The general obligations due through fiscal 2020 surpasses the $4.2 billion of revenue, including sales-tax receipts, that commonwealth officials calculate Puerto Rico will have to pay down central government and some agency debt during that period, Mikhail Foux, a municipal-debt strategist at Barclays in New York wrote in a report Wednesday. The island’s sales-tax collections repay bonds, known as Cofina because of their Spanish acronym, that are backed by that revenue stream.

“Even if Cofina’s cash flow stream is invaded, there would still not be enough value to fully cover principal and interest for GOs and commonwealth guaranteed debt in fiscal year 2016 through fiscal year 2020,” Foux wrote in the report. “This suggests that some type of haircut would be needed,” over those five years, he wrote.

Debt Tumbled as Governor Moved to Restructure
Debt Tumbled as Governor Moved to Restructure

Puerto Rico officials haven’t said that they plan to redirect, or “claw back,” sales-tax collections to pay down general-obligation debt before Cofina bonds.
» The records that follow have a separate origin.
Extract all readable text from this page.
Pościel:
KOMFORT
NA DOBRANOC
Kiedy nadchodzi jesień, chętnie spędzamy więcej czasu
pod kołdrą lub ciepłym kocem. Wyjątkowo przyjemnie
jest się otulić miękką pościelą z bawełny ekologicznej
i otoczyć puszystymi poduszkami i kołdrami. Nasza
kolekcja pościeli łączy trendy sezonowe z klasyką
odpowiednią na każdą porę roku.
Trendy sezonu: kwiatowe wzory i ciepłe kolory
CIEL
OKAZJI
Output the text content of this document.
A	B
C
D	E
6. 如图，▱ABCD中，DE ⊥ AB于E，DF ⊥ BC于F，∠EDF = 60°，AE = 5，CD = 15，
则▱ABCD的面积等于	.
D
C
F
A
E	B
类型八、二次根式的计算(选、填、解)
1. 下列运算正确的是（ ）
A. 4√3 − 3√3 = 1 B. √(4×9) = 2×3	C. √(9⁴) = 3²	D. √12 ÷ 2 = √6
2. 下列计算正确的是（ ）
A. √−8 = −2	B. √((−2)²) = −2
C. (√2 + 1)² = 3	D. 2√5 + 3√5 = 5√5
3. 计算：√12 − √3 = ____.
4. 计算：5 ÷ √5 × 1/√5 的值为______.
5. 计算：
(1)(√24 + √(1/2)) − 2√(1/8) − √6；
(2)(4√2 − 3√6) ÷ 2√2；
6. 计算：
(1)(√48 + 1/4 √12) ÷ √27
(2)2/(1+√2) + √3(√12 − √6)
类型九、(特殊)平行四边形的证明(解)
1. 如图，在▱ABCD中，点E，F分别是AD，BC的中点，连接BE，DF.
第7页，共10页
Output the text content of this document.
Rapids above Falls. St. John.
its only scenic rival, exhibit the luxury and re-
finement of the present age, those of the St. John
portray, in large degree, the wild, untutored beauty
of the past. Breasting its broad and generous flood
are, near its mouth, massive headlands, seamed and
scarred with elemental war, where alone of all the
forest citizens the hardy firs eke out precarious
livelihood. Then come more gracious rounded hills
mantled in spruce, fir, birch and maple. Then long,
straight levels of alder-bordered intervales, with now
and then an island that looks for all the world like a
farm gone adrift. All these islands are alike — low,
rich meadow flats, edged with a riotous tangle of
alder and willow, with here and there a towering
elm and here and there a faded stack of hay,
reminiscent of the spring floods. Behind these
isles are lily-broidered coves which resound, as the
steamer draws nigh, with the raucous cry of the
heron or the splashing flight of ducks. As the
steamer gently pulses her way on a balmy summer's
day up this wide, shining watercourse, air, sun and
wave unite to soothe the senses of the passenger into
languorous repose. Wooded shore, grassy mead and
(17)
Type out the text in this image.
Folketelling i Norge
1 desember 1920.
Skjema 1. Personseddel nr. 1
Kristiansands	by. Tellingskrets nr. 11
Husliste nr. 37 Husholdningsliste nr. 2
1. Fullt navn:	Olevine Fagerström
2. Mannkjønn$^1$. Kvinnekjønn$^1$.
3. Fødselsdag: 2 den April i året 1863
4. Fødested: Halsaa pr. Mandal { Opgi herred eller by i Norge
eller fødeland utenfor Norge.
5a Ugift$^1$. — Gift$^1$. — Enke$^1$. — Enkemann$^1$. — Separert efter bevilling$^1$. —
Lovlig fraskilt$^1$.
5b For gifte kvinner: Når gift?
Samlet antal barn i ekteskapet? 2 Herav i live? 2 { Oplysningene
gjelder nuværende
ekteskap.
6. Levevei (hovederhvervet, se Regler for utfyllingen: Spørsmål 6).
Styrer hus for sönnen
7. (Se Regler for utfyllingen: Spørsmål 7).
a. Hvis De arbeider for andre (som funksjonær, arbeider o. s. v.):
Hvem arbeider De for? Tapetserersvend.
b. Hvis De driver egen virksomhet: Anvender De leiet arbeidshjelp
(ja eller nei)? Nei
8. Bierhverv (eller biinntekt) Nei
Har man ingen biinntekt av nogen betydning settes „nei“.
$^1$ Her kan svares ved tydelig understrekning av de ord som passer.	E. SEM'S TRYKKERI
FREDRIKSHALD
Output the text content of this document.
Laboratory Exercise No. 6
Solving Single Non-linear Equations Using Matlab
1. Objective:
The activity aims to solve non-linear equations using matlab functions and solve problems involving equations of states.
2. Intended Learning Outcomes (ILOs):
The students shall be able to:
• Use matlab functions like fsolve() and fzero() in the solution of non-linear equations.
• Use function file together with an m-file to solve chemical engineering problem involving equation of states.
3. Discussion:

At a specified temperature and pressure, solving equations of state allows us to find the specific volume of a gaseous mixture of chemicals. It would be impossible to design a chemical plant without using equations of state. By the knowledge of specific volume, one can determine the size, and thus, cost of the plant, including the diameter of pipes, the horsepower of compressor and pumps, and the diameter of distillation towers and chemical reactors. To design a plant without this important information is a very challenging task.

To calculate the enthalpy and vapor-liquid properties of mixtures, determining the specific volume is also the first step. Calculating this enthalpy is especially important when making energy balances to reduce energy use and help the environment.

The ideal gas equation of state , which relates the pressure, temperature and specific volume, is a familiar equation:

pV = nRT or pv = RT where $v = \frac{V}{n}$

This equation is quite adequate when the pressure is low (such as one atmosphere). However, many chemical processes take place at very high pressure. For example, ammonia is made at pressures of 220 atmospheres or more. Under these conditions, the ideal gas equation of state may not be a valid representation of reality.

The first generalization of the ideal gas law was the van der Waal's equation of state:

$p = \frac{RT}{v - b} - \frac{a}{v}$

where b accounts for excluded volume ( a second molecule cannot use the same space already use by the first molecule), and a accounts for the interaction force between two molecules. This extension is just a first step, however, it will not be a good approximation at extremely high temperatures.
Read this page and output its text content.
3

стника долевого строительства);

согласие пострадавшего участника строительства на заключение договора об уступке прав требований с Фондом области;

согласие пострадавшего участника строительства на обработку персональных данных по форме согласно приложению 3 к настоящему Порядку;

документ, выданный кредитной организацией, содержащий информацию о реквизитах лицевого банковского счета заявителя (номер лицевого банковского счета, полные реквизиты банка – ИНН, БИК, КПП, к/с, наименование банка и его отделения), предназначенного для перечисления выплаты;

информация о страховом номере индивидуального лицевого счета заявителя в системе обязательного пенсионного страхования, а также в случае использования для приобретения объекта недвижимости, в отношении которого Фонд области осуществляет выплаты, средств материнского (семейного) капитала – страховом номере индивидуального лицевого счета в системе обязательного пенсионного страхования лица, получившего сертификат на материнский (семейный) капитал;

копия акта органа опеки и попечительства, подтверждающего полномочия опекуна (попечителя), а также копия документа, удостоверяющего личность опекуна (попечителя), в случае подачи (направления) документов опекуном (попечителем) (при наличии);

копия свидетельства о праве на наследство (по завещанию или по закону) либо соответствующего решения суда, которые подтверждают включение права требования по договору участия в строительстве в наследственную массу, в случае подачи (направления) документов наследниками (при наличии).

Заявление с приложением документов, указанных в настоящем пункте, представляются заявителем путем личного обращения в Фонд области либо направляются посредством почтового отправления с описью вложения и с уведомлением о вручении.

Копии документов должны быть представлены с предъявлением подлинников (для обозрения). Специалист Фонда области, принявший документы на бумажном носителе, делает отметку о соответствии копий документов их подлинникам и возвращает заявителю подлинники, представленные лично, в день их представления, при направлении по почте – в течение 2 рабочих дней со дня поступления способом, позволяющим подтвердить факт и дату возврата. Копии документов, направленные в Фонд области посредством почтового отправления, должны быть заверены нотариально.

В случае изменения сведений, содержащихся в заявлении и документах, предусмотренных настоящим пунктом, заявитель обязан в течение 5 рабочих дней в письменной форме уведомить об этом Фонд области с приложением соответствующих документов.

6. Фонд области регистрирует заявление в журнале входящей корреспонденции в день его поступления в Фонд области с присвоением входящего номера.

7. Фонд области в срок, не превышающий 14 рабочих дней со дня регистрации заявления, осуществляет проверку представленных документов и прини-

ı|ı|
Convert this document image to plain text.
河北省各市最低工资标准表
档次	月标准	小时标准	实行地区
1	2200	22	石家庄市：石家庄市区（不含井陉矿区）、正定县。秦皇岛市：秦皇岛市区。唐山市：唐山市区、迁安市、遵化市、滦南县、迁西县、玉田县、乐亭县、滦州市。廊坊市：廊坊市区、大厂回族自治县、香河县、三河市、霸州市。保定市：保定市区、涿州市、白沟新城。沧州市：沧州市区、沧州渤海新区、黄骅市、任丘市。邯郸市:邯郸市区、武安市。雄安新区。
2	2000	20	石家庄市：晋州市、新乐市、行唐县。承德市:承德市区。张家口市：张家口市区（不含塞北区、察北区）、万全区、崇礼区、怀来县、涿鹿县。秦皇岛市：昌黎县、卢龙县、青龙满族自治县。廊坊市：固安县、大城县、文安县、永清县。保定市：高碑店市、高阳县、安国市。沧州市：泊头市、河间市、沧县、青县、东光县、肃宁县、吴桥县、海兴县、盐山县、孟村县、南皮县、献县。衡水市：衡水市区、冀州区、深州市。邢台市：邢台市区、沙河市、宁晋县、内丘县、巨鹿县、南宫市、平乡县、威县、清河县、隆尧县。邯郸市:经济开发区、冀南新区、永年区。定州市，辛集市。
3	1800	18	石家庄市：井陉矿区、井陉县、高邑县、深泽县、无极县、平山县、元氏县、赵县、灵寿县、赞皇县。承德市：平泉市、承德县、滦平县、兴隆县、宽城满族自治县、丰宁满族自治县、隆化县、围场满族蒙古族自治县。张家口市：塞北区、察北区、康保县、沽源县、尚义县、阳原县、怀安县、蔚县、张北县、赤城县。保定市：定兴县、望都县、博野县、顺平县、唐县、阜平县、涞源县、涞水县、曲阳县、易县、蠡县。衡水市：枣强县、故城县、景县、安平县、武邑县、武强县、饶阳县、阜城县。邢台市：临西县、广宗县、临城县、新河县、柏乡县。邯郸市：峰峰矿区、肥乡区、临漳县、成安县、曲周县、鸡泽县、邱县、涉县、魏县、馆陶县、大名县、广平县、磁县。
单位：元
The island’s constitution states that general-obligations must be repaid before other expenses. The commonwealth on Sept. 25 said it would take into account the constitutional priority given to general-obligation bonds as it seeks to restructure $73 billion of debt.

Prices on some Cofina debt would fall if the government uses the sales-tax receipts to repay general obligations first, Foux said. Subordinate Cofinas, which are repaid after senior-lien sales-tax bonds, would drop in value, he said.

“If Cofina is pierced, subs would be severely affected, allowing for more downside even at current depressed levels,” Foux wrote.

Subordinate Cofinas maturing August 2039 traded Wednesday at an average price of 44.5 cents on the dollar, to yield of 12.9 percent, data compiled by Bloomberg show.

Puerto Rico had $13 billion of general obligation debt and $15 billion of sales-tax bonds, as of March 31.

Commonwealth general obligations sold in March 2014 and maturing July 2035 traded Wednesday at an average price of 75.3 cents on the dollar for a yield of 11.1 percent, according to data compiled by Bloomberg.